After Tylor: British Social Anthropology, 1888-1951
- Binding: Hardcover
- Publisher: University of Wisconsin Press
- Publish date: 02/01/2009
Description:
The culmination of George W. Stocking, Jr.'s, quarter-century of research in the archival and published sources of British anthropology, After Tylor is the first comprehensive exploration of the intellectual transition that gave rise to modern British social anthropology. A sequel to Victorian Anthropology, his widely acclaimed study of British anthropology and the Darwinian revolution, After Tylor focusses on the decades between the heyday of social evolutionism and the establishment of structural functionalism in the 1930s and 1940s. Stocking emphasizes the interplay of ethnographic data and anthropological theory, offering a richly detailed account of the lives and works of a series of influential figures, both well remembered and lesser known, against a background of overseas colonial concerns and domestic intellectual ferment. Taking as its starting point a major comparative essay published in 1888 by Edward Burnett Tylor, the reigning patriarch of evolutionary anthropology, the book examines the developing tension between the social evolutionary paradigm and the ethnographic data collected by British missionaries in Australia (Lorimer Fison) and Melanesia (Robert Henry Codrington) and the attempts by second-generation evolutionary theorists (Robertson Smith and Andrew Lang) to treat the growth of religion in less purely rationalistic terms than those of Tylor's animism.
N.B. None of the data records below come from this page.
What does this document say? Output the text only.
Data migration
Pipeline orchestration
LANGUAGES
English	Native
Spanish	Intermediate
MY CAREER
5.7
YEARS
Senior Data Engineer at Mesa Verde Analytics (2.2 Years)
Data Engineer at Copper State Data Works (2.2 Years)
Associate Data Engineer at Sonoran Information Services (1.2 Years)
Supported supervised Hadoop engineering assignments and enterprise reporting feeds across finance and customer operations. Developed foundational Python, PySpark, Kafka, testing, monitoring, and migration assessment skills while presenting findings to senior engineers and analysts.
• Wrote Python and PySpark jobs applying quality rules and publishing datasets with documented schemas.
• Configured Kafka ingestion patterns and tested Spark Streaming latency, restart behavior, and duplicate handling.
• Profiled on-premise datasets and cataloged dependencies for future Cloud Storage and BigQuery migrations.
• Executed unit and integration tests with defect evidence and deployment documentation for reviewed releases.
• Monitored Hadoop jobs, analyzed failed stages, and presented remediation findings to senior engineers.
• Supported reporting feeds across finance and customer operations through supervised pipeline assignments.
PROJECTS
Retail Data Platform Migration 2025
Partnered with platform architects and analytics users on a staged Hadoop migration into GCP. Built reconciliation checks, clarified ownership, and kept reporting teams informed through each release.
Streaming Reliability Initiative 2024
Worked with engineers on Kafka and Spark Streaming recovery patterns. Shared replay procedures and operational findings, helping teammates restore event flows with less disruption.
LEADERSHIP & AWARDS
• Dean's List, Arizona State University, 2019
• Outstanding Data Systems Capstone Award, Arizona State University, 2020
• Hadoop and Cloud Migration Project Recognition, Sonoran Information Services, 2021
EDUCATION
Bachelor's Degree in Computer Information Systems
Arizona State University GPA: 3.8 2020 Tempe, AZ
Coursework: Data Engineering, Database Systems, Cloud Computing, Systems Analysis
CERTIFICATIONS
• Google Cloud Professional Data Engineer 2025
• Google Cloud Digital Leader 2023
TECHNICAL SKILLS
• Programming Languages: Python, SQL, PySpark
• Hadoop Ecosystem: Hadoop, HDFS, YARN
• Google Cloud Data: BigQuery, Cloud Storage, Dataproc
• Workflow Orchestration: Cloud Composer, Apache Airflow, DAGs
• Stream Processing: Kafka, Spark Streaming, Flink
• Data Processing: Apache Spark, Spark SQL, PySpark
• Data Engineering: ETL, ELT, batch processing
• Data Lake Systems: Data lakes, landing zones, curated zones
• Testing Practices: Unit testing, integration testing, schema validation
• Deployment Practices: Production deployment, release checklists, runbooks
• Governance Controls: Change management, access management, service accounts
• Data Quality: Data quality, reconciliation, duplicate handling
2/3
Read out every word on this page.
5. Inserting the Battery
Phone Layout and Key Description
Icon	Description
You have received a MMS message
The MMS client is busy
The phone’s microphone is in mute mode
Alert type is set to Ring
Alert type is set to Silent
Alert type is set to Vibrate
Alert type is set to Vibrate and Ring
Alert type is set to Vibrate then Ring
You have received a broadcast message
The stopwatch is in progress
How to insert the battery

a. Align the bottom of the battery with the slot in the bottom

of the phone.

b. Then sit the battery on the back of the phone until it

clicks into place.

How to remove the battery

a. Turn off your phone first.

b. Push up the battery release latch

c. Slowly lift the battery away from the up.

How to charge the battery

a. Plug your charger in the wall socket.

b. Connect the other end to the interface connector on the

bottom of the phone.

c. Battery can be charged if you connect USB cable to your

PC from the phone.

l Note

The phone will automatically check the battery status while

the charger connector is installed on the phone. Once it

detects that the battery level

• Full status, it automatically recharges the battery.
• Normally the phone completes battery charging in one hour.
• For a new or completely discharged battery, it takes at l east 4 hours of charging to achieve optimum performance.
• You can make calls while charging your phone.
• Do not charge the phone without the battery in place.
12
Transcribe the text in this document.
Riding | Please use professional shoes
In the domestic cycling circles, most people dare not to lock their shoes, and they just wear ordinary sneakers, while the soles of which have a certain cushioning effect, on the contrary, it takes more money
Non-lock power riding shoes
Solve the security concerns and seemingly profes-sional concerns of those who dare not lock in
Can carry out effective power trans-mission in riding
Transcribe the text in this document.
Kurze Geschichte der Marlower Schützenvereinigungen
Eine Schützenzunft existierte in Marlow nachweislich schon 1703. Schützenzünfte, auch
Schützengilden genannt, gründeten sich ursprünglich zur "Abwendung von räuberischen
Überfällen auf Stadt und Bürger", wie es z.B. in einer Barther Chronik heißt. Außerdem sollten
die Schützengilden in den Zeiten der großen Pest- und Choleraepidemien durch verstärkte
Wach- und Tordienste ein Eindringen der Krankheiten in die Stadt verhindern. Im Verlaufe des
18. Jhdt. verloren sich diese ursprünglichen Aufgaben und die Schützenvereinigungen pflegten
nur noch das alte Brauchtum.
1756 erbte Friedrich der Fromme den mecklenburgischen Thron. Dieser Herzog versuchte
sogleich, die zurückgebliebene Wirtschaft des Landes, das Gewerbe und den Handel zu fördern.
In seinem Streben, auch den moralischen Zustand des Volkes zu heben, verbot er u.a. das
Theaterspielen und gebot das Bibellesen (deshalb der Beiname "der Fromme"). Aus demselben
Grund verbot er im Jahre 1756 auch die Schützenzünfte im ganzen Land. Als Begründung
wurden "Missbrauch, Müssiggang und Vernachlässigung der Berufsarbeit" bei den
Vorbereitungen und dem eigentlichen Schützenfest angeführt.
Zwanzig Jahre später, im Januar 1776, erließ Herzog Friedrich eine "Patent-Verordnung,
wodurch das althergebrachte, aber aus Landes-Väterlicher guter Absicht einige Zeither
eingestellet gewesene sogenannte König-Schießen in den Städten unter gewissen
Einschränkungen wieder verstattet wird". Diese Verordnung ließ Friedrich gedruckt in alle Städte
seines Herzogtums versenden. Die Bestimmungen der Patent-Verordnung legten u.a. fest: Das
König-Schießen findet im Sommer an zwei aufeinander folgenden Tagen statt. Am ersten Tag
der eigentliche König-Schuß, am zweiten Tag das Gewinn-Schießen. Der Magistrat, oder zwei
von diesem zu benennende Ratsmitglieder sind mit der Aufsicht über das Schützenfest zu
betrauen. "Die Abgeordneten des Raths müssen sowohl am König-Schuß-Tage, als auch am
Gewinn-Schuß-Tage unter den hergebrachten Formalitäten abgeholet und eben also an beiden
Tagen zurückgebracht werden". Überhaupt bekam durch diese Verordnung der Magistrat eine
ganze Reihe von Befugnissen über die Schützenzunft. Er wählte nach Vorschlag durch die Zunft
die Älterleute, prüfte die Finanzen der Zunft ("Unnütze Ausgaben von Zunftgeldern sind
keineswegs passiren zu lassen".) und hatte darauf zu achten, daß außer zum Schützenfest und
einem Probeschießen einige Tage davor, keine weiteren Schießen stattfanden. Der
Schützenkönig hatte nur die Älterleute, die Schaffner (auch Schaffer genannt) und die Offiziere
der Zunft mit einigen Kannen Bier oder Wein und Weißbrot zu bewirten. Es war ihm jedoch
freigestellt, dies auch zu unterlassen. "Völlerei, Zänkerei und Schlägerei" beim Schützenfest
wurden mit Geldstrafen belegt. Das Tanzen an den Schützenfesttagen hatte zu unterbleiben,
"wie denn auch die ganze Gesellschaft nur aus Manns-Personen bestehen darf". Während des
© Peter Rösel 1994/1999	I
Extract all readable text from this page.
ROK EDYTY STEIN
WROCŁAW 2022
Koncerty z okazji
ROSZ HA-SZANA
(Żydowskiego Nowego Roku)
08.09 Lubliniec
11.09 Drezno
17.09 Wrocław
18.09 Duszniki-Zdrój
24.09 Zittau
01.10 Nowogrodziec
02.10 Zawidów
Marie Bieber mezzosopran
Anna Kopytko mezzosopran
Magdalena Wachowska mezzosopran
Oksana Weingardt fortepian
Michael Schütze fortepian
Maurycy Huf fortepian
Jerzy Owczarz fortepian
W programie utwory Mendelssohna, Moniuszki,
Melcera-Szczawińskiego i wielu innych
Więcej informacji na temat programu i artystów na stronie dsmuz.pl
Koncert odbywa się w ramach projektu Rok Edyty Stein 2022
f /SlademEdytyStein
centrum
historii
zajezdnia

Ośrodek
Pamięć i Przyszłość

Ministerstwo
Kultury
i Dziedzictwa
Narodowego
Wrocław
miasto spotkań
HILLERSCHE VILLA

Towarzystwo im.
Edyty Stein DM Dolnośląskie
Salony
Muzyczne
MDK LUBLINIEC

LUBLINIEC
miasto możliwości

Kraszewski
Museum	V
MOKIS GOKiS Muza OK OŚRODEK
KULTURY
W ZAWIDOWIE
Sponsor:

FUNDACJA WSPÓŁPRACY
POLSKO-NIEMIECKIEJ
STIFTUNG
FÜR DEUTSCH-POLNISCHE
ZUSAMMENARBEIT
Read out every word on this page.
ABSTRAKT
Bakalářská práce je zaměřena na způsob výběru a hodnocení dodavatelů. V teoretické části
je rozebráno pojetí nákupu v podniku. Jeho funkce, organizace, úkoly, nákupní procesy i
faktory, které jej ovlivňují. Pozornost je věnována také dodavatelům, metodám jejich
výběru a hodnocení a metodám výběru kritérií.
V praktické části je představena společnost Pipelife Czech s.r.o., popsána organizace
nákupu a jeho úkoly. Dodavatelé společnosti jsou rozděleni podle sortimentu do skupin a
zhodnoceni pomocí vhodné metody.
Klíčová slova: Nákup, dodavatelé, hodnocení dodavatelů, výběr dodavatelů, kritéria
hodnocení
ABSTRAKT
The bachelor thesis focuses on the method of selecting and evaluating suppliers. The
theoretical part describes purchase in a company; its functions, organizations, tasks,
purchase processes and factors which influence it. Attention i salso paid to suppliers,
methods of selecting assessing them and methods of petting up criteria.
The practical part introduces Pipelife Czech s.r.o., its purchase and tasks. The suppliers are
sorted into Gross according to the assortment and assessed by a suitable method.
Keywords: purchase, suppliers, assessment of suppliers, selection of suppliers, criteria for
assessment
Tracking the development of an academic fieldwork tradition in the work of two evolutionary biologists (Baldwin Spencer in Australia and Alfred Haddon in Melanesia), Stocking then discusses the crisis in evolutionary theory that developed around 1900, as Edward Westermarck and Robert Marett called into questionevolutionary sequences of marriage and religion, and James G. Frazer struggled to explain the origins of totemism. He also explores the first attempt to find a paradigmatic alternative - the since demeaned and neglected alternative of historical diffusionism - as it developed in the work of William Rivers and his followers (Elliot Smith, William Perry, and A. M. Hocart).